From 72bb79e8ddac19ad9802da0d84455c004028a843 Mon Sep 17 00:00:00 2001
From: GrubbyLee <287198991@qq.com>
Date: Thu, 4 Sep 2025 16:51:13 +0800
Subject: [PATCH] During the chat, the assistant's response cited documents
 outside current chat's kbs (#9900)
MIME-Version: 1.0
Content-Type: text/plain; charset=UTF-8
Content-Transfer-Encoding: 8bit

### What problem does this PR solve?

During the chat, the assistant's response cited documents outside the
current knowledge base。

### Type of change

- [x] Bug Fix (non-breaking change which fixes an issue)
---
 api/db/services/dialog_service.py | 13 ++++++++++---
 1 file changed, 10 insertions(+), 3 deletions(-)

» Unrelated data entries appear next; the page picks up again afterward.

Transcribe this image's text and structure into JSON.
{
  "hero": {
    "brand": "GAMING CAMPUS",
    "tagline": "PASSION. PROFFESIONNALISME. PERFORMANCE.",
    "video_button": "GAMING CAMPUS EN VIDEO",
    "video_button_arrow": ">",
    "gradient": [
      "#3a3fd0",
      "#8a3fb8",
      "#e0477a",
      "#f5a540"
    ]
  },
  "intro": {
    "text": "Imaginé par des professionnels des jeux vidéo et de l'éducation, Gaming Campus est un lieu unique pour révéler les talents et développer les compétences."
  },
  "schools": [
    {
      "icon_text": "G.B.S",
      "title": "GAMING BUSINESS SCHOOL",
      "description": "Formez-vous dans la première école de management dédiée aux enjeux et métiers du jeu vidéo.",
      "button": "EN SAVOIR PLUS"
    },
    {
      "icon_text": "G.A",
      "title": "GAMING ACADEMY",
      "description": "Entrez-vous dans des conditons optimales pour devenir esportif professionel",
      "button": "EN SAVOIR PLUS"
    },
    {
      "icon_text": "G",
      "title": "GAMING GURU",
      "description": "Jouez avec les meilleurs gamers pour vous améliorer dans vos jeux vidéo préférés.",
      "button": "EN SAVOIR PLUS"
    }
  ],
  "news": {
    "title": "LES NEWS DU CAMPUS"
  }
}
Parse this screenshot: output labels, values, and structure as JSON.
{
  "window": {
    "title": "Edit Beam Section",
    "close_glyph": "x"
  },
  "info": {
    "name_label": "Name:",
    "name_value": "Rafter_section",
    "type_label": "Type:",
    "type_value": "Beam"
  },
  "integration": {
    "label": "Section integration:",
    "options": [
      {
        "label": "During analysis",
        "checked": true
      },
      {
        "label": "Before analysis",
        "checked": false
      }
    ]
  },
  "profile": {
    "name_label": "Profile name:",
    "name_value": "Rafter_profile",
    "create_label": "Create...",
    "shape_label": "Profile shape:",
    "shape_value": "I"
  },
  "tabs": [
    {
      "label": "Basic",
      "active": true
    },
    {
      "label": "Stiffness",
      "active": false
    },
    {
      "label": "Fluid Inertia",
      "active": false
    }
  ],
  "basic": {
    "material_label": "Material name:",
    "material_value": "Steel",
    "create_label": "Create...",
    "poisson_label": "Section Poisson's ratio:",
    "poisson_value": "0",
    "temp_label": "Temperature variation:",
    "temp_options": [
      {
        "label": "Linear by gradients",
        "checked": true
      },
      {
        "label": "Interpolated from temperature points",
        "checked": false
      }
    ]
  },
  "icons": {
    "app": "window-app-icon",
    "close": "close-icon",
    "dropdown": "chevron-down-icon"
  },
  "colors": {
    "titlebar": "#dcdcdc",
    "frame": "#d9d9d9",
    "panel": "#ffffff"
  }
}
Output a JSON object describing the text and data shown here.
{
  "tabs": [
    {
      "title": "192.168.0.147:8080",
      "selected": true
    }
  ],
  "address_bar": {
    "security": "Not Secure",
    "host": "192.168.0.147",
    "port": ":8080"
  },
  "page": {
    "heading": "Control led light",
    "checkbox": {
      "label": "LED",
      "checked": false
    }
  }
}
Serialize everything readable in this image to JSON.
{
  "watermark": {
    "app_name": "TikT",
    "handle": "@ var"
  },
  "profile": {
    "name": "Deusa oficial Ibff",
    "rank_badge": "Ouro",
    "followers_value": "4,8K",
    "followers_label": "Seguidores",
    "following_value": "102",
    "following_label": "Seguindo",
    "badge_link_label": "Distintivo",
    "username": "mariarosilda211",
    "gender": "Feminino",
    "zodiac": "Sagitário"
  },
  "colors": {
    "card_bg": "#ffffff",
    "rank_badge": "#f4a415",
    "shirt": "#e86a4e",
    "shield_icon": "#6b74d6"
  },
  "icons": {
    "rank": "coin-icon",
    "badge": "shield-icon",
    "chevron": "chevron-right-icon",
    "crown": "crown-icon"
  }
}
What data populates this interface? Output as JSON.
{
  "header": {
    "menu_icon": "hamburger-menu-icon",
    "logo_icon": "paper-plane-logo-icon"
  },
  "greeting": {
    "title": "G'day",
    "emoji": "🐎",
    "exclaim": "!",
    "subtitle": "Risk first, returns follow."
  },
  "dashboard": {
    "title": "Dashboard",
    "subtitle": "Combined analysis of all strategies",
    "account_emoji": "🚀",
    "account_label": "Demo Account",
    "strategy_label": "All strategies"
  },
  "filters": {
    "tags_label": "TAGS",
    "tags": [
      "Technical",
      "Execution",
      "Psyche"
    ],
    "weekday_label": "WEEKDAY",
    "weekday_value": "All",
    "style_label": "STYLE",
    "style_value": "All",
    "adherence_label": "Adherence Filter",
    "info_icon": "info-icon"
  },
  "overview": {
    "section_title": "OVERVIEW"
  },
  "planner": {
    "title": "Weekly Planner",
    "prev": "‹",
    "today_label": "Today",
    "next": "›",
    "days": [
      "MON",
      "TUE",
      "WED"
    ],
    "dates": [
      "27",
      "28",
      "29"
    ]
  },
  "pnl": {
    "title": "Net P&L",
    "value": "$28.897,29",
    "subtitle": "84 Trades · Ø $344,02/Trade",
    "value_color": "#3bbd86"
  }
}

diff --git a/api/db/services/dialog_service.py b/api/db/services/dialog_service.py
index e7e6f9038..b56459a56 100644
--- a/api/db/services/dialog_service.py
+++ b/api/db/services/dialog_service.py
@@ -350,7 +350,7 @@ def chat(dialog, messages, stream=True, **kwargs):
     # try to use sql if field mapping is good to go
     if field_map:
         logging.debug("Use SQL to retrieval:{}".format(questions[-1]))
-        ans = use_sql(questions[-1], field_map, dialog.tenant_id, chat_mdl, prompt_config.get("quote", True))
+        ans = use_sql(questions[-1], field_map, dialog.tenant_id, chat_mdl, prompt_config.get("quote", True), dialog.kb_ids)
         if ans:
             yield ans
             return
@@ -578,7 +578,7 @@ def chat(dialog, messages, stream=True, **kwargs):
         yield res
 
 
-def use_sql(question, field_map, tenant_id, chat_mdl, quota=True):
+def use_sql(question, field_map, tenant_id, chat_mdl, quota=True, kb_ids=None):
     sys_prompt = "You are a Database Administrator. You need to check the fields of the following tables based on the user's list of questions and write the SQL corresponding to the last question."
     user_prompt = """
 Table name: {};
@@ -615,6 +615,13 @@ Please write the SQL, only SQL, without any other explanations or text.
                     flds.append(k)
                 sql = "select doc_id,docnm_kwd," + ",".join(flds) + sql[8:]
 
+        if kb_ids:
+            kb_filter = "(" + " OR ".join([f"kb_id = '{kb_id}'" for kb_id in kb_ids]) + ")"
+            if "where" not in sql.lower():
+                sql += f" WHERE {kb_filter}"
+            else:
+                sql += f" AND {kb_filter}"
+
         logging.debug(f"{question} get SQL(refined): {sql}")
         tried_times += 1
         return settings.retrievaler.sql_retrieval(sql, format="json"), sql
@@ -821,4 +828,4 @@ def gen_mindmap(question, kb_ids, tenant_id, search_config={}):
     )
     mindmap = MindMapExtractor(chat_mdl)
     mind_map = trio.run(mindmap, [c["content_with_weight"] for c in ranks["chunks"]])
-    return mind_map.output
\ No newline at end of file
+    return mind_map.output